17.04.2009

dolunay



extreme eglencelerimden kalan vakitlerimde, cogu kisi gibi arkadaslarimla birlikte takiliyorum kah mangal kah deniz kah futbol derken. yeni yerler gormek lazim diyerek bir tatil cumasinda daha arabalara dolusup yollara dustuk. tabi cuma gunlerine has sahsi emegim ve eserim olan kahvaltiyi es gecmemis, tika basa doldurmustuk karnimizi.

gidecegimiz yer 1 saatlik uzakliktaydi. Anayoldan giderken sehirden ciktigimizda ilk defa Cidde disina cikan birisi icin beklenen ve bi o kadar da garip alabildigince uzanan sari renkle karsilasiyorum. Anayoldan sapinca, gidis-gelis boylu boyunca devam eden dar bir yoldan yarim saatten fazla gidiyoruz.
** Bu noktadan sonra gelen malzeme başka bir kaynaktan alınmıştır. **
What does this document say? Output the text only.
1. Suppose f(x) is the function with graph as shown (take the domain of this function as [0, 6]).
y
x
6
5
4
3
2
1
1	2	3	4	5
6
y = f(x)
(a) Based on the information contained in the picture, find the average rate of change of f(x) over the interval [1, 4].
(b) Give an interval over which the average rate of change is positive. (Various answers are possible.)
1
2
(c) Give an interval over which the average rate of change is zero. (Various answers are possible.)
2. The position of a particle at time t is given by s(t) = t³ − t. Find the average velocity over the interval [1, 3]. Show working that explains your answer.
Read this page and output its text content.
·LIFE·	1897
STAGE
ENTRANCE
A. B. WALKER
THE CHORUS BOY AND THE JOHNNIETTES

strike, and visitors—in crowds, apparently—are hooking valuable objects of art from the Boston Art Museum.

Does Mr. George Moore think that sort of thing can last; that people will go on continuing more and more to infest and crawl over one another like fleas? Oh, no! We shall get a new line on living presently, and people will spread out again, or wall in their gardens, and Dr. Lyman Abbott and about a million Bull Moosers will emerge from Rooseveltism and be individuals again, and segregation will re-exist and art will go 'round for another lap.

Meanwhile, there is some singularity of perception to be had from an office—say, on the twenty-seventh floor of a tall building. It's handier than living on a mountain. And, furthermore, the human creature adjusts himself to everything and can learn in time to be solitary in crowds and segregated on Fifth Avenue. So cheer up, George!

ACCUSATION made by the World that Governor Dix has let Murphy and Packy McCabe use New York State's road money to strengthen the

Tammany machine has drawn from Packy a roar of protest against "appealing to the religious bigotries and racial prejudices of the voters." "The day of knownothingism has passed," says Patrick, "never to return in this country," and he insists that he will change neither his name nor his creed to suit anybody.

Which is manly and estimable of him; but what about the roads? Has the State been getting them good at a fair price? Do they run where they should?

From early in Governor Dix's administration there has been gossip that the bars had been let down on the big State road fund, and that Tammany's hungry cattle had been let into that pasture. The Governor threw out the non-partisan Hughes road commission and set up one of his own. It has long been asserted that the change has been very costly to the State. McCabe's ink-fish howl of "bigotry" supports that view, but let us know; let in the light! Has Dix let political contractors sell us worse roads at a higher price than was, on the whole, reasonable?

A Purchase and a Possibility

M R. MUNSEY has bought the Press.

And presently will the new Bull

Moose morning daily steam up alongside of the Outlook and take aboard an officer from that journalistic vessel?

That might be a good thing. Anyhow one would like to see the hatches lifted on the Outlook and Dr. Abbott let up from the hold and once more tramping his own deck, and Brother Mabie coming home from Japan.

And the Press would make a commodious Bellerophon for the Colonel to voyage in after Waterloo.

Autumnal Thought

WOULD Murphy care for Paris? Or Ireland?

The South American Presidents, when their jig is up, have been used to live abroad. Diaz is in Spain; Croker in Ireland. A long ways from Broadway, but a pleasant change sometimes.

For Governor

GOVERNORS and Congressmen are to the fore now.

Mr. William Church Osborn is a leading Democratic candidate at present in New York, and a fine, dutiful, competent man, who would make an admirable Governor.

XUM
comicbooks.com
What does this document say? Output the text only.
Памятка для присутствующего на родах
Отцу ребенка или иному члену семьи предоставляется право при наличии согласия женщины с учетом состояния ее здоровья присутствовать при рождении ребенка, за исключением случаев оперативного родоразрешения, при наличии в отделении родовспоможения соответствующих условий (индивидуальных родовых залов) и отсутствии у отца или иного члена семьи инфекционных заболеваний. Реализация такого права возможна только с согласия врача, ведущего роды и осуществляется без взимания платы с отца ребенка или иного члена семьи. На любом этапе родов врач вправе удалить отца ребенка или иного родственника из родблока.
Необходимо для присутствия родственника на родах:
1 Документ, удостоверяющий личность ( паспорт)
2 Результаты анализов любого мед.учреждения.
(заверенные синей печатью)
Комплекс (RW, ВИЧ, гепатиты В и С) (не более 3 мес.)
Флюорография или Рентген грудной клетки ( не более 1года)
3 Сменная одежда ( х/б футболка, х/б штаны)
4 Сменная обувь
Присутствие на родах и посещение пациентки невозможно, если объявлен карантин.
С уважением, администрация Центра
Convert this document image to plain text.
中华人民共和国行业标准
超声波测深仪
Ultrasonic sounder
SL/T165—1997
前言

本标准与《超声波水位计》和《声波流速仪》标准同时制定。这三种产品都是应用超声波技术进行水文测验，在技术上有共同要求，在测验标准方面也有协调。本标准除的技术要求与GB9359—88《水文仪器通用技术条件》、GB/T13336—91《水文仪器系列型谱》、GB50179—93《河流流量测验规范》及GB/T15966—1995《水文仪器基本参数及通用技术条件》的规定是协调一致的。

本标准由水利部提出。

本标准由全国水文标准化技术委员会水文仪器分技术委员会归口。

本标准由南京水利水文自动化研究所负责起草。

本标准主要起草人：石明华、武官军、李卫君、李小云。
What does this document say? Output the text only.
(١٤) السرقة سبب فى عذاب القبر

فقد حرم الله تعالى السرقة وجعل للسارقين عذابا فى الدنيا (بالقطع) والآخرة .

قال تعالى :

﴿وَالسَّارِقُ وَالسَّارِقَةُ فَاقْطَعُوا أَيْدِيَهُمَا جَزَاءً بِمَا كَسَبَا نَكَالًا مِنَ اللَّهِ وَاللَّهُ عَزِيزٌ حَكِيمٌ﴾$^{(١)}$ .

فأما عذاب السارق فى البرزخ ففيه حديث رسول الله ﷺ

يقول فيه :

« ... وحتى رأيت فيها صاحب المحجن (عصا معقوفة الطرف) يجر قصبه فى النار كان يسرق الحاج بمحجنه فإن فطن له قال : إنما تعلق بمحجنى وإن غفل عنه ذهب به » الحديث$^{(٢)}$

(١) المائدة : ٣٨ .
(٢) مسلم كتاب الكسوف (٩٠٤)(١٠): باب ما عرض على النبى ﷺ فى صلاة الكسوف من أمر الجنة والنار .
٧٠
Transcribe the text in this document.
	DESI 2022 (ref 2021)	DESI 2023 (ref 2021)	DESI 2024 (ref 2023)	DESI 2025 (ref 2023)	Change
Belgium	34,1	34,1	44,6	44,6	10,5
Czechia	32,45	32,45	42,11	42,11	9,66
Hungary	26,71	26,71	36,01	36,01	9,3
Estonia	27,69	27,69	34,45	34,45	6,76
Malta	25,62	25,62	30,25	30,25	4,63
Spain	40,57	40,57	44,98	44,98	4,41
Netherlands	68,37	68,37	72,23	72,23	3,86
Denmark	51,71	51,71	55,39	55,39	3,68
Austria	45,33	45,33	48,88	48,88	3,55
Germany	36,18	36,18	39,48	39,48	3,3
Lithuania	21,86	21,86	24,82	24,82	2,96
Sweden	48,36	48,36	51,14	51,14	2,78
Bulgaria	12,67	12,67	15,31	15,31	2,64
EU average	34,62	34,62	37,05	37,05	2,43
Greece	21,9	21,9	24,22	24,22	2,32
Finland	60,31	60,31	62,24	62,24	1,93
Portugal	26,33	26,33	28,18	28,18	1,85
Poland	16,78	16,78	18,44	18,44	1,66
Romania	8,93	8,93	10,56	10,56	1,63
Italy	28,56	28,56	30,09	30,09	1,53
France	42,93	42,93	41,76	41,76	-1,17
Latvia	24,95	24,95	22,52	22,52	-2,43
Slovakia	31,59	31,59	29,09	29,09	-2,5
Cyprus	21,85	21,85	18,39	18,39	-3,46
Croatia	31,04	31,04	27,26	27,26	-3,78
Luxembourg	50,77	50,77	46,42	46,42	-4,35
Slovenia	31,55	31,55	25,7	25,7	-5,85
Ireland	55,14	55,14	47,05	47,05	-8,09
Terk edilmis iki uc konteyner, bir iki baraka ve tarla sinirlarini belli etmek icin orulmus bir kac duvr disinda neredeyse hic bir sey yok. "Col" ne demek biraz daha net anlasiliyor, bir golgede mi olmaz!?!?!

Sonunda marinaya ve 3 ayri kapi ile korunan compound'a geliyoruz. Iceri girisimiz kisa sureli bir tartismaya yol acsada buyumeden hallediliyor. Kalacagimiz villa pek buyuk deil ama herkes rahatca yerlesiyor. Denizde bizden tam puan aliyor.
Koy seklinde, muhtemelen dogadan cok insan eli ile rotuslanmis, yapilasma goruluyor boylece her villanin denizle direk baglantisi saglanmis. Koylar balik kilcigi gibi dizilmisler ve suyun gecisine olanak verecek buyuk baglantilari bulunuyor. Tabi sadece su deil jet-skilerinde rahatca gecmesi dusunulmus:)



Su ile yeterince gurestikten sonra buranin starbucks'i nereymis acep diyerek gezmeye ciktik. Tisort getirmeyi unutmus oldugumu farketmem uzun surmedi lakin yapacak bisi yoktu, pasa pasa giydik gomlegi sortun ustune:)



Compoundda uzunca bir sure dolandiktan sonra yuruyerek goremeyecegimiz kadar buyuk olduguna ve guvenlik konusunda her yanimizdan kafayi dikmis vaziyette gecen ATMlerin ve kafasi guzel silahli gorevlilerin iknasi ile geri donmeye karar verdik.



Mangala az kalmisti zaten diyip muhabbete ve bataga verdik kendimizi. Hic bir isi kendimiz yapmadigimiz icin mangali yapacak adamlar ve servisi yapacak adamlar bile ayri ayri geliyorlardi. Zaten mangalin yaninda raki icemeyeceksem neden basina oturayim ki dimi?

En sonunda yenilmesi - icilmesi gereken tatlilar kahveler daha bastan gelince suphelenmedim deil. Yediniz ictiniz hadi gorusuruz mu demeye calisiyorlar sorusu geldi aklima, mangal yanana kadar da hep bi kosede kaldi:))

Guzel eglenceli bir gunu daha "cok yedik cook", "o sonuncuyu yemeyecektim" nidalari ile tamamlayip arabalarimiza binerken gokyuzunde dolunay bizlere goz kirpiyordu.



Belki bir sonrakinde elimde rakim olur ha?